Golightly v. Ashrifi  GLR 28
The plaintiff, the head of the Okaikor Churu family, was given the right to farm land at Kokomlemle by the Gbese stool, and they have been in possession of the land since 1875. However, in 1942, the Atukpai family, claiming ownership of the land, sold it to purchasers. The plaintiff then instituted an action against the Atukpai family for a declaration of title to the land, damages for trespass, and an injunction restraining the Atukpai family from laying claim to the land. The Korle family, represented by the Korle priest, later joined the suit as co-plaintiffs.
At the trial court, it was held that the Atukpai family had no rights to the land, and it was the Korle family, together with the Ga and Gbese stool, that had title to the land. The trial judge also declared that the plaintiff (the Okaikor Churu family) was a possessory owner of the land "subject to the rights of the Ga, Gbese, and Korle stools, which are recognised by customary law as being the allodial owners of the land". On appeal by the defendants (the Atukpai family) to the West African Court of Appeal, the judgement of the trial court was upheld. The defendants again appealed to the Privy Council against the finding that the Korle family had any right or interest in the land, save as caretakers of it.
What is the position of the Korle priest? (This was what the Atukpai family sought clarity on when they appealed to the Privy Council.)
Arguments of the Appellant (the Atukpai family)
The Korle priest, even though described as a caretaker, is not one who merely looks after the land for others without an interest in the land. Among others, he can make grants of unappropriated land to subjects of the stool.
Their lordships stated that the question of the position of the Korle priest is a question of native customary law, which, per the decision in Angu v. Attah, has to be proved in the first instance by calling witnesses acquainted with it until the particular customs have, by frequent proof in the courts, become so notorious that the courts take judicial notice of them.

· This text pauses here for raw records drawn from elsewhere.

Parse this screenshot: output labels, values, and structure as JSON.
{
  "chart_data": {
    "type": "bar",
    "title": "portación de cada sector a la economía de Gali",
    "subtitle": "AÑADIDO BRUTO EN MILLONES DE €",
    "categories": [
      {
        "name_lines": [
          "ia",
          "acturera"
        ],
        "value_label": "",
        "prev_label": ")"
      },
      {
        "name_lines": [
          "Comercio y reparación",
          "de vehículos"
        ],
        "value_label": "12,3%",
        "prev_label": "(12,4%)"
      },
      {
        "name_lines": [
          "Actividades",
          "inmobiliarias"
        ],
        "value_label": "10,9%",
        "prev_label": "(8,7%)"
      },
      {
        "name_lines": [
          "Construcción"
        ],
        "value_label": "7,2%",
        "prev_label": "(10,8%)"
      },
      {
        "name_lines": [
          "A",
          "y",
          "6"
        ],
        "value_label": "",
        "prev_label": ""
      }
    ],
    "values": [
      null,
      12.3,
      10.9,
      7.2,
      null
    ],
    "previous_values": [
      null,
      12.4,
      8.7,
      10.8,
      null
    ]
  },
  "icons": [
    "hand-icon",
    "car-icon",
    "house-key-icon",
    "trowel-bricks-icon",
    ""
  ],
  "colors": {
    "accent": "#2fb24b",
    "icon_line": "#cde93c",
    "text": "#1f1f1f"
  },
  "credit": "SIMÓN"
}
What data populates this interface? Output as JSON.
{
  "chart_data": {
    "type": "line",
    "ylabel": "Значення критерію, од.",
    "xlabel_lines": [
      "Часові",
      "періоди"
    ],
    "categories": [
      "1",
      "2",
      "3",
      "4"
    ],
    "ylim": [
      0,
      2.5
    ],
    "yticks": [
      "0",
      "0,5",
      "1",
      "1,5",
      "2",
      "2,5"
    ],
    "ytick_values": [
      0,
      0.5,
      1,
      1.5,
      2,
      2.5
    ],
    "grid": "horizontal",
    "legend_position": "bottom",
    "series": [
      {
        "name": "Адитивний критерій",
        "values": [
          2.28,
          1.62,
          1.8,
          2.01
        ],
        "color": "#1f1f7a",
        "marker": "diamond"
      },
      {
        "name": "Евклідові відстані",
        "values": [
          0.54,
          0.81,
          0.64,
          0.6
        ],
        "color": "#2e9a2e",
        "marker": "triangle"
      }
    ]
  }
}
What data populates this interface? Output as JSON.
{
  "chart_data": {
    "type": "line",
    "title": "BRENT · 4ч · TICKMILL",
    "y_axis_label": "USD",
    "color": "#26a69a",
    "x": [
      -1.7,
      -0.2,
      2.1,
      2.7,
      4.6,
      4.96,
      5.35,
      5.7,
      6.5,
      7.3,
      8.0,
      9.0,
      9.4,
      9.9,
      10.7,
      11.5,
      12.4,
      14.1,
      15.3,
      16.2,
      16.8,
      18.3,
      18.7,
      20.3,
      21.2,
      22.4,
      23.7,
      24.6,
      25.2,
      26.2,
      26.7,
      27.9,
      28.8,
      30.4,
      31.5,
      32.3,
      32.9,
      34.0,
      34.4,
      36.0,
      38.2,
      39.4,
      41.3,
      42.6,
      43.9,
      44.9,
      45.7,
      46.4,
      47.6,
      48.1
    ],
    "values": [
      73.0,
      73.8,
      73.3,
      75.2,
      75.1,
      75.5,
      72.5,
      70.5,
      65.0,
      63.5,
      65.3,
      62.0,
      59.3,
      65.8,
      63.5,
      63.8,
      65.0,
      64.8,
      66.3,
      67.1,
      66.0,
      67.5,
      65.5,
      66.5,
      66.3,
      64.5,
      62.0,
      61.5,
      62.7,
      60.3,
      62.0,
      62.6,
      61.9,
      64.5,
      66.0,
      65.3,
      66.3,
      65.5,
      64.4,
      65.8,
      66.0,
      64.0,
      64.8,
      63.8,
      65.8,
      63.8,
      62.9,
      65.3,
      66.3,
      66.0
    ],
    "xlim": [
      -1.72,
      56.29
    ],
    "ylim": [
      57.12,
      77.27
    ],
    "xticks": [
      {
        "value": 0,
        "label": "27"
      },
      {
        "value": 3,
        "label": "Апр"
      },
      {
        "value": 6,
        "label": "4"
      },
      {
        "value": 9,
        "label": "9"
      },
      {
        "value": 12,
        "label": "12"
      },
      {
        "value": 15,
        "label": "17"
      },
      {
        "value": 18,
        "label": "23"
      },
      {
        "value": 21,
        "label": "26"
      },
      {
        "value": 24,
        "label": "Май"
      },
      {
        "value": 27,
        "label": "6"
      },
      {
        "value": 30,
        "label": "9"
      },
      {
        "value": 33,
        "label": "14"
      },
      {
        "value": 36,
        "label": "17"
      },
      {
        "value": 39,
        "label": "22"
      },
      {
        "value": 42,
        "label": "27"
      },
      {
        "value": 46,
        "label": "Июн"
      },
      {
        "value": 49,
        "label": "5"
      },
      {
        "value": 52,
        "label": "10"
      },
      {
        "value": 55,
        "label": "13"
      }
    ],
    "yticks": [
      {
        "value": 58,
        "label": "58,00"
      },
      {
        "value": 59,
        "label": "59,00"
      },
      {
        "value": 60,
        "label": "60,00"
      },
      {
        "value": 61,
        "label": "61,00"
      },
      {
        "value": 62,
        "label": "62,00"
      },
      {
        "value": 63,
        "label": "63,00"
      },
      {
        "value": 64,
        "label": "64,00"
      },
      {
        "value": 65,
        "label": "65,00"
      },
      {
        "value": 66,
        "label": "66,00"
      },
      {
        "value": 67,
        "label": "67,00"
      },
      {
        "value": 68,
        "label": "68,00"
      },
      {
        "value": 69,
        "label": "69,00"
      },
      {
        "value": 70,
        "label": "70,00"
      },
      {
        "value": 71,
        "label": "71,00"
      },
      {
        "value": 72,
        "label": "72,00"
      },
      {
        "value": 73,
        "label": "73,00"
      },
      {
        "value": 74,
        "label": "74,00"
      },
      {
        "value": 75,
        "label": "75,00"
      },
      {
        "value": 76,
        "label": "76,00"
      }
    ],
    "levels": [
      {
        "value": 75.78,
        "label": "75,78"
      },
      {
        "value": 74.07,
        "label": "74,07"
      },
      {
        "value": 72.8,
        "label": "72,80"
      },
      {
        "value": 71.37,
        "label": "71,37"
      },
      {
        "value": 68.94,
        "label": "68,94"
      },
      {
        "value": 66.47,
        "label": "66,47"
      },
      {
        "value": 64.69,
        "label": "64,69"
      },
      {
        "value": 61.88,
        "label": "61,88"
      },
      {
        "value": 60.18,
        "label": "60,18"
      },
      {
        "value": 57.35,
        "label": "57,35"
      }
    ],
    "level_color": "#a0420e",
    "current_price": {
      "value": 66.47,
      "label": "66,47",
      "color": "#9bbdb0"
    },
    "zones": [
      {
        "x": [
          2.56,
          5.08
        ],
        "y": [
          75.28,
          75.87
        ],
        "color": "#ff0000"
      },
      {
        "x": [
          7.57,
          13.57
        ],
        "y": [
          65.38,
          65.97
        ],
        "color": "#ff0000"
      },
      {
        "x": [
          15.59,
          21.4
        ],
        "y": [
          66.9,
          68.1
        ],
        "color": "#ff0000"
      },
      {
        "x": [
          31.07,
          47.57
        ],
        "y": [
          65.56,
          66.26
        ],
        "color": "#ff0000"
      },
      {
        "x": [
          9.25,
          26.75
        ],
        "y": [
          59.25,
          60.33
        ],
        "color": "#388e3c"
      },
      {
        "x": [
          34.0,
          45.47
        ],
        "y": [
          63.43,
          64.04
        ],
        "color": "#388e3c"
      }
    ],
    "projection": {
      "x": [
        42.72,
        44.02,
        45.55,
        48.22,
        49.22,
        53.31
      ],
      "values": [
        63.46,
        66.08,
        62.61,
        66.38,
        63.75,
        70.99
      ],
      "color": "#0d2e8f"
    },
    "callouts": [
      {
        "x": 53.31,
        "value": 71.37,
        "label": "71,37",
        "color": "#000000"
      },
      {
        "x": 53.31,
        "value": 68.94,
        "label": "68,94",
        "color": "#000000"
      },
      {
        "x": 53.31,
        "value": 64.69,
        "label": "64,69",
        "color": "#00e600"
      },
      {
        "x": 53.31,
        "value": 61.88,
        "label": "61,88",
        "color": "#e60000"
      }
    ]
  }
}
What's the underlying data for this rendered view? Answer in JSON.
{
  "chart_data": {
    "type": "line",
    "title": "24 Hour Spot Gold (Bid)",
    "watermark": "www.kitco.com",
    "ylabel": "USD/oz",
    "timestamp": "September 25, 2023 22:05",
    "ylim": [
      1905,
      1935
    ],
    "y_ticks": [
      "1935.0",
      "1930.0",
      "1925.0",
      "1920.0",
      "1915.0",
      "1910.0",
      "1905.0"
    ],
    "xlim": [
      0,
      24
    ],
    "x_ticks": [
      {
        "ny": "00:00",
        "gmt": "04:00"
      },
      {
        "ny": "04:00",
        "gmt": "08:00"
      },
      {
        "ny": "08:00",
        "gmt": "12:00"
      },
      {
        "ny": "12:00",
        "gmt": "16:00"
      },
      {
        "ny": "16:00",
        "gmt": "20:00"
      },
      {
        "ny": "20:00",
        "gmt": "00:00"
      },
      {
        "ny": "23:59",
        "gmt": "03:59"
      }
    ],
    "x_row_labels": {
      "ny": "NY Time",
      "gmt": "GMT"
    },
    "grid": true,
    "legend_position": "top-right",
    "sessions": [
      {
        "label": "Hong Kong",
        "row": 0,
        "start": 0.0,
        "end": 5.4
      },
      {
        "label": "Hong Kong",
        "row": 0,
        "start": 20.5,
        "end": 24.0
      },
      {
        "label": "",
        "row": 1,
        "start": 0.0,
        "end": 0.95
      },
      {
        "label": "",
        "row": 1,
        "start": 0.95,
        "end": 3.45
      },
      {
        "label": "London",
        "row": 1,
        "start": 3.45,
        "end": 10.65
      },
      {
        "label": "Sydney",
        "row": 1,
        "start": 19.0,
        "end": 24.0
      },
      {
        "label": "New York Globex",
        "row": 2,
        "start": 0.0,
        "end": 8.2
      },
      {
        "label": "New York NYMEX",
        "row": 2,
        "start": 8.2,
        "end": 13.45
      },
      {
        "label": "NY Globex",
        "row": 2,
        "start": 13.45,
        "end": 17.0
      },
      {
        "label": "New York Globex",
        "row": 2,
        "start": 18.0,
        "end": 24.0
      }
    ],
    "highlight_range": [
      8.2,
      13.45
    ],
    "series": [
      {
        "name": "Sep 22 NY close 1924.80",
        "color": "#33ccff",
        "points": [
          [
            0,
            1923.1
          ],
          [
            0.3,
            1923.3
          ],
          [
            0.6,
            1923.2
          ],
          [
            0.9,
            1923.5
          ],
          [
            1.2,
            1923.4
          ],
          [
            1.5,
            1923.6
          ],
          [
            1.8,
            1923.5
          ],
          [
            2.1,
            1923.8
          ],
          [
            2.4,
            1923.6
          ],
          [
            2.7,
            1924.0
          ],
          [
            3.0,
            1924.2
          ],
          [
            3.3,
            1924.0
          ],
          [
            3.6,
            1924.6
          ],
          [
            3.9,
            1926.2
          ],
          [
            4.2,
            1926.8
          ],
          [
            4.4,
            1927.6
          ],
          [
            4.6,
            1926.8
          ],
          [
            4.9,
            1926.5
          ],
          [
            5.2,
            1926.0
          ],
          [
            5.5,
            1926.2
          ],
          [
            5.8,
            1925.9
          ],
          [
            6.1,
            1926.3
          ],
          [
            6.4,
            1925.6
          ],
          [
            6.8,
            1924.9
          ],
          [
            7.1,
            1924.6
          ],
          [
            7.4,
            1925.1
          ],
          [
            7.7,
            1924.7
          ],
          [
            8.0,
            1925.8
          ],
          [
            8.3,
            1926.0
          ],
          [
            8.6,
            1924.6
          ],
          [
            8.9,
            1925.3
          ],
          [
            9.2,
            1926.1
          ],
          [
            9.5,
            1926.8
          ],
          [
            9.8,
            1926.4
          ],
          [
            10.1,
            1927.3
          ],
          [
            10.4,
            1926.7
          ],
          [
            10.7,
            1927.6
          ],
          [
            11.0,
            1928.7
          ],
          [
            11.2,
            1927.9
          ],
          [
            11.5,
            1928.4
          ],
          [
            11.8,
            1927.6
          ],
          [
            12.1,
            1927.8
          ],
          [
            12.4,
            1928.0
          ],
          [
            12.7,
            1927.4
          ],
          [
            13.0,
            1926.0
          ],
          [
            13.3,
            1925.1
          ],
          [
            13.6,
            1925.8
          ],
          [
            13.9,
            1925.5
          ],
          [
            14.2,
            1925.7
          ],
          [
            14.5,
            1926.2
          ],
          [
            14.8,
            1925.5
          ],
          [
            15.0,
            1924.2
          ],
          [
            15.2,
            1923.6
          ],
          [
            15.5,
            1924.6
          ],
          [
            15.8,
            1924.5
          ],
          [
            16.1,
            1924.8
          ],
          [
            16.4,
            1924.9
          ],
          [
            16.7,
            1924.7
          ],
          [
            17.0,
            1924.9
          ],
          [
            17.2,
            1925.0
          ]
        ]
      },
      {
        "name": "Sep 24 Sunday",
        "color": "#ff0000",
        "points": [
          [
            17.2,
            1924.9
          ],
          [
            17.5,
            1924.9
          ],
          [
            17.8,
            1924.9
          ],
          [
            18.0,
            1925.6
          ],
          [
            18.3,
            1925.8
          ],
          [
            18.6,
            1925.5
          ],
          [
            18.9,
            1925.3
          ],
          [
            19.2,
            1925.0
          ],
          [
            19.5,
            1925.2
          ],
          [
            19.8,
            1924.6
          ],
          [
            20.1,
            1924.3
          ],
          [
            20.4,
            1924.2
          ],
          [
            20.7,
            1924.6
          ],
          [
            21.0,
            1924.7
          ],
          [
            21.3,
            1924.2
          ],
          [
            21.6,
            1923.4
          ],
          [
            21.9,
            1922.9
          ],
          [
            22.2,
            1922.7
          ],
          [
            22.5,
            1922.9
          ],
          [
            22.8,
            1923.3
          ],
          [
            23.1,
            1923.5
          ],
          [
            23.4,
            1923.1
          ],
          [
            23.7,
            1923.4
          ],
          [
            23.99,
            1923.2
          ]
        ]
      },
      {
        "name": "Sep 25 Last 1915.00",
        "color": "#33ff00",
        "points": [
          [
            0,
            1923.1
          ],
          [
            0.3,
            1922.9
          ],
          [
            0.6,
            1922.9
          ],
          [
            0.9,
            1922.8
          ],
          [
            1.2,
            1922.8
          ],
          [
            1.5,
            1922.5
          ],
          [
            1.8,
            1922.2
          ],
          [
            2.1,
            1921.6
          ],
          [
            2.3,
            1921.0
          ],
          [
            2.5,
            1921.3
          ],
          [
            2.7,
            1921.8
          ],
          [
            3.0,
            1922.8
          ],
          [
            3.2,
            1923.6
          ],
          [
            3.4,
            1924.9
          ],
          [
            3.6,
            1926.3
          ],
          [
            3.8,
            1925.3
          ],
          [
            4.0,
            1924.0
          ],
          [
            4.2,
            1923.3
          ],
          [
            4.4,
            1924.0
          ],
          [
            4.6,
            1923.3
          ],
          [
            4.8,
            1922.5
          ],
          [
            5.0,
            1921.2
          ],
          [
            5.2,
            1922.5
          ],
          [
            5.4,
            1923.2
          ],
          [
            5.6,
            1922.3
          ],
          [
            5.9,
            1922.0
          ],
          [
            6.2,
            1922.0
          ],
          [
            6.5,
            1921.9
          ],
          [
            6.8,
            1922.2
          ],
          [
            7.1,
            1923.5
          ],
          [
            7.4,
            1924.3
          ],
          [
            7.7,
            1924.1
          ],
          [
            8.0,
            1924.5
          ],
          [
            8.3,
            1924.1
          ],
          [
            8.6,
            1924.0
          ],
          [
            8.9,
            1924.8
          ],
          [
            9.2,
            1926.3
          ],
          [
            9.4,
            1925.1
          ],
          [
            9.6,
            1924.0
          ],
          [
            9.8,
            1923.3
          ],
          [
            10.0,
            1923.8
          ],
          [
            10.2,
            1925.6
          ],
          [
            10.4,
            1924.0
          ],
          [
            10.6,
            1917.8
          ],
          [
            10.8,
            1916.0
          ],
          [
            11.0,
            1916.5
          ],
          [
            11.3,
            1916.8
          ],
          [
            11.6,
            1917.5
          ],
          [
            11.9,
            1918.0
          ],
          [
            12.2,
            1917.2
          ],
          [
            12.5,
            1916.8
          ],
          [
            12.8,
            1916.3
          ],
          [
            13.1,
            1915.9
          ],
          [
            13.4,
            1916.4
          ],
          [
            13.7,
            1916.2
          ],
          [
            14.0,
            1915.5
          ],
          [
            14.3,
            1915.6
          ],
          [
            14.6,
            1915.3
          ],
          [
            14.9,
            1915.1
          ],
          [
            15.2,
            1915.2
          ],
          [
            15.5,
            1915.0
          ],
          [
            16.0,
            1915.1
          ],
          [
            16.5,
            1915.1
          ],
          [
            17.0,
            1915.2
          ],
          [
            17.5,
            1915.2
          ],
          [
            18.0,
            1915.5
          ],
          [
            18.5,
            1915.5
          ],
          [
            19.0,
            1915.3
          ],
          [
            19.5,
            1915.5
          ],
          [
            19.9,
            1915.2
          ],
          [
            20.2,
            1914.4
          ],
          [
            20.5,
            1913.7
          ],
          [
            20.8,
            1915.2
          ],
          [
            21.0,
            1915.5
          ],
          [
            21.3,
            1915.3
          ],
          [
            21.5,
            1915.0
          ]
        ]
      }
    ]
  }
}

In the present case, both the trial court and the West African Court of Appeal, upon careful consideration of all the evidence, came to the following conclusions:
(1) that the Korle priest as the caretaker of the lands may make grants of lands to members of the stool for specific purposes, that is, to farm or to build for the purposes of residence or trade: but this right can only be exercised over land which is deemed to be unappropriated;
(2) that an outright alienation or sale of the lands can only be effected with the prior consent of the three stools, the Ga, Gbese and Korle stools and that publicity is necessary in such transactions, the publicity being a safeguard provided by native customary usage against the clandestine disposal of land without the knowledge of the necessary parties;
(3) that the three stools cannot however alienate stool land without obtaining the consent and concurrence of individuals or families who are lawfully in occupation of the land, such as subjects of the Gbese stool who are in occupation, or strangers who have been properly granted some interest, be it a farming or occupation interest, in the land.
Their lordships accepted the above positions.